At the beginning of Meiji period (1868-1912) all high ranked monks left the temple and moved to Manpuku-ji in Uji. The temple was abandoned until 1899, when an abbot of Shinkō-in, a sub-temple of Manpuku-ji, moved to Kameyama, became a new abbot of Enpuku-ji and revived the temple once again.
Enpuku-ji changed drastically once again in the end of the 20th Century. As Ise Shimbun newspaper from 21st of August 1995 states: On the 20th of August at 0:35 in the night a fire started from the Main Hall. The 80m2 (861.1ft2) wooden building with a roof covered in tiles burned to the ground. Kobutsu Hall which was 20m2 (215.27ft2) and stood on the north east side of the Main Hall and enshrines the old Buddhist statue and other Buddhist utensils was also partially destroyed. Almost 800m2 (956yd2) of the forest growing at the mountain behind the Main Hall was also turned into ash.
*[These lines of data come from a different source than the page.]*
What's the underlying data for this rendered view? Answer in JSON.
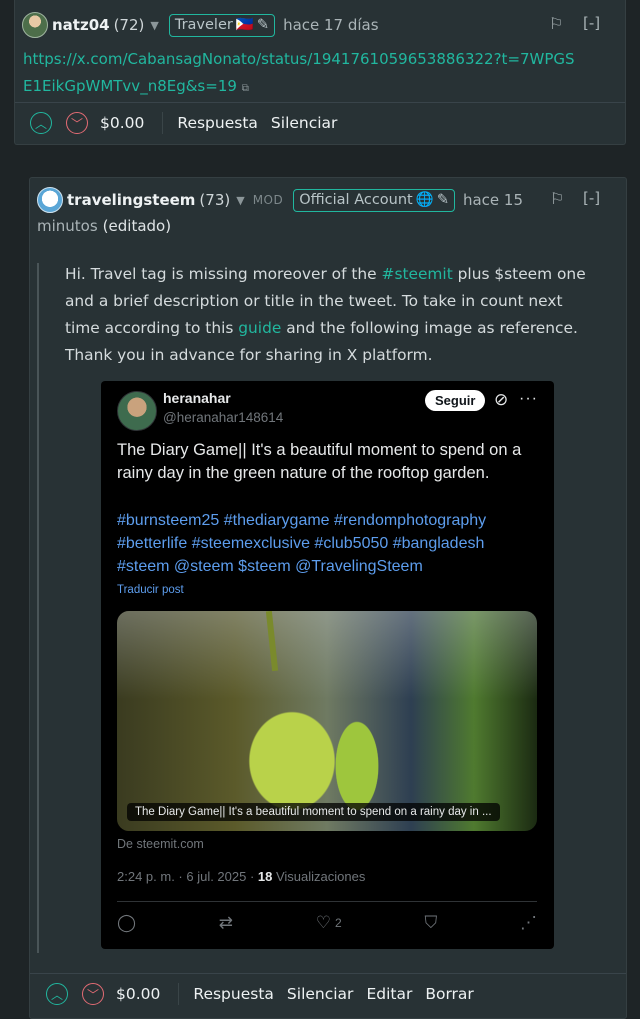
{
  "comment1": {
    "username": "natz04",
    "reputation": "(72)",
    "badge": "Traveler",
    "badge_flag": "🇵🇭",
    "time": "hace 17 días",
    "collapse": "[-]",
    "link_text": "https://x.com/CabansagNonato/status/1941761059653886322?t=7WPGSE1EikGpWMTvv_n8Eg&s=19",
    "payout": "$0.00",
    "actions": [
      "Respuesta",
      "Silenciar"
    ]
  },
  "comment2": {
    "username": "travelingsteem",
    "reputation": "(73)",
    "mod_label": "MOD",
    "badge": "Official Account",
    "badge_emoji": "🌐",
    "time_line1": "hace 15",
    "time_line2": "minutos",
    "edited": "(editado)",
    "collapse": "[-]",
    "body": {
      "p1": "Hi. Travel tag is missing moreover of the ",
      "link1": "#steemit",
      "p2": " plus $steem one and a brief description or title in the tweet. To take in count next time according to this ",
      "link2": "guide",
      "p3": " and the following image as reference. Thank you in advance for sharing in X platform."
    },
    "payout": "$0.00",
    "actions": [
      "Respuesta",
      "Silenciar",
      "Editar",
      "Borrar"
    ]
  },
  "tweet": {
    "name": "heranahar",
    "handle": "@heranahar148614",
    "follow": "Seguir",
    "text": "The Diary Game|| It's a beautiful moment to spend on a rainy day in the green nature of the rooftop garden.",
    "tags": "#burnsteem25 #thediarygame #rendomphotography #betterlife #steemexclusive #club5050 #bangladesh #steem @steem $steem @TravelingSteem",
    "translate": "Traducir post",
    "image_caption": "The Diary Game|| It's a beautiful moment to spend on a rainy day in ...",
    "source": "De steemit.com",
    "date": "2:24 p. m. · 6 jul. 2025 · ",
    "views_count": "18",
    "views_label": " Visualizaciones",
    "likes": "2"
  }
}
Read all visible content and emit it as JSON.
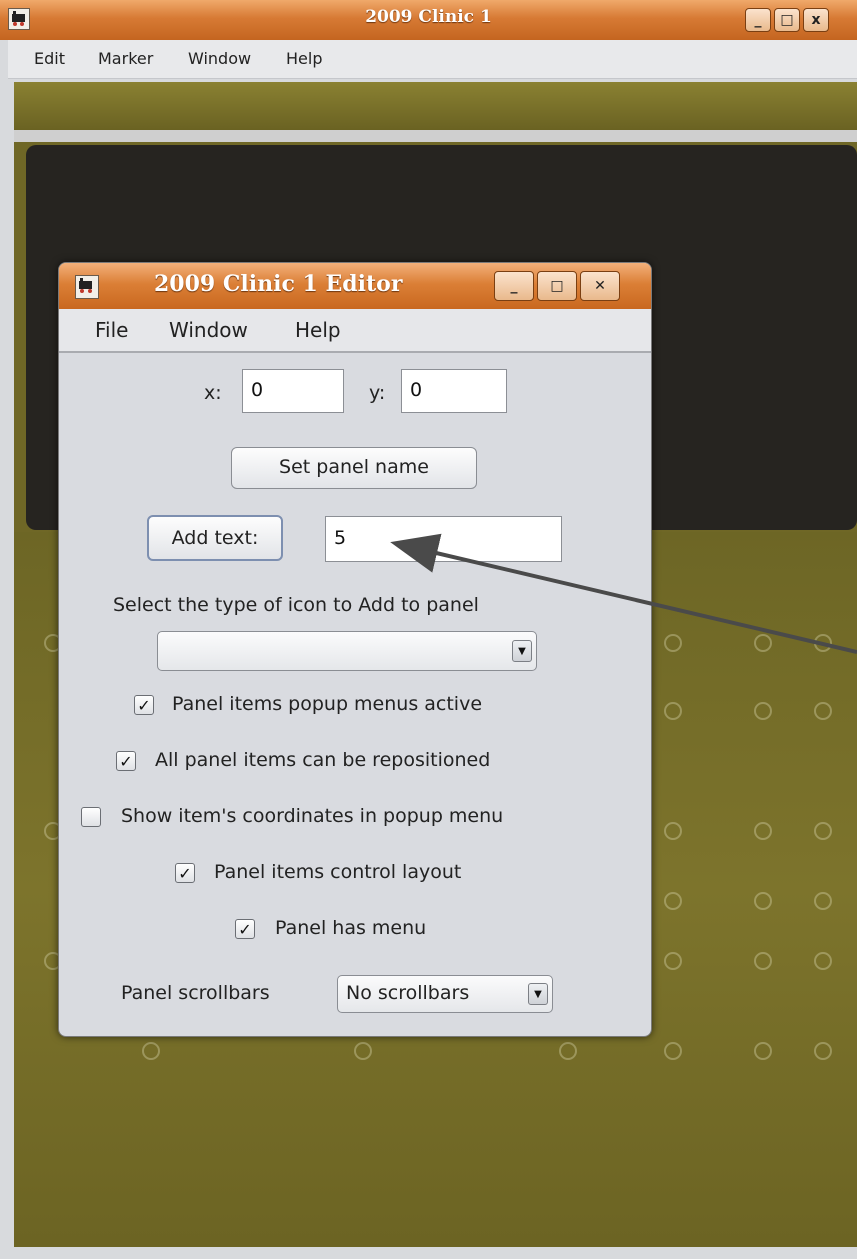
{
  "main_window": {
    "title": "2009 Clinic 1",
    "menu": [
      "Edit",
      "Marker",
      "Window",
      "Help"
    ],
    "buttons": {
      "minimize": "_",
      "maximize": "□",
      "close": "x"
    }
  },
  "editor": {
    "title": "2009 Clinic 1 Editor",
    "menu": [
      "File",
      "Window",
      "Help"
    ],
    "buttons": {
      "minimize": "_",
      "maximize": "□",
      "close": "✕"
    },
    "x_label": "x:",
    "x_value": "0",
    "y_label": "y:",
    "y_value": "0",
    "set_panel_name_label": "Set panel name",
    "add_text_label": "Add text:",
    "add_text_value": "5",
    "icon_type_label": "Select the type of icon to Add to panel",
    "icon_type_value": "",
    "checkboxes": [
      {
        "label": "Panel items popup menus active",
        "checked": true
      },
      {
        "label": "All panel items can be repositioned",
        "checked": true
      },
      {
        "label": "Show item's coordinates in popup menu",
        "checked": false
      },
      {
        "label": "Panel items control layout",
        "checked": true
      },
      {
        "label": "Panel has menu",
        "checked": true
      }
    ],
    "scrollbars_label": "Panel scrollbars",
    "scrollbars_value": "No scrollbars"
  },
  "colors": {
    "titlebar": "#d77a34",
    "panel_olive": "#756d28",
    "panel_dark": "#262420",
    "window_bg": "#d9dbe0"
  }
}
The fire died out after burning for around 1.5 hour. (abbrev.) The main statue of sitting Shō Kannon (wooden, 60cm, 23.6in), statue of Buddha Shakyamuni (previously worshiped in the Sutra Hall), statue of the founder of Enpuku-ji monk Hakudō as well as many other statues that were worshiped since the hall was rebuilt were all lost in the fire.
Currently a temporary hall has been built at the site of the Main Hall. It enshrines the old main statue of Jūichimen Kannon, which miraculously survived the fire untouched. The temple is planning to rebuild the lost Main Hall.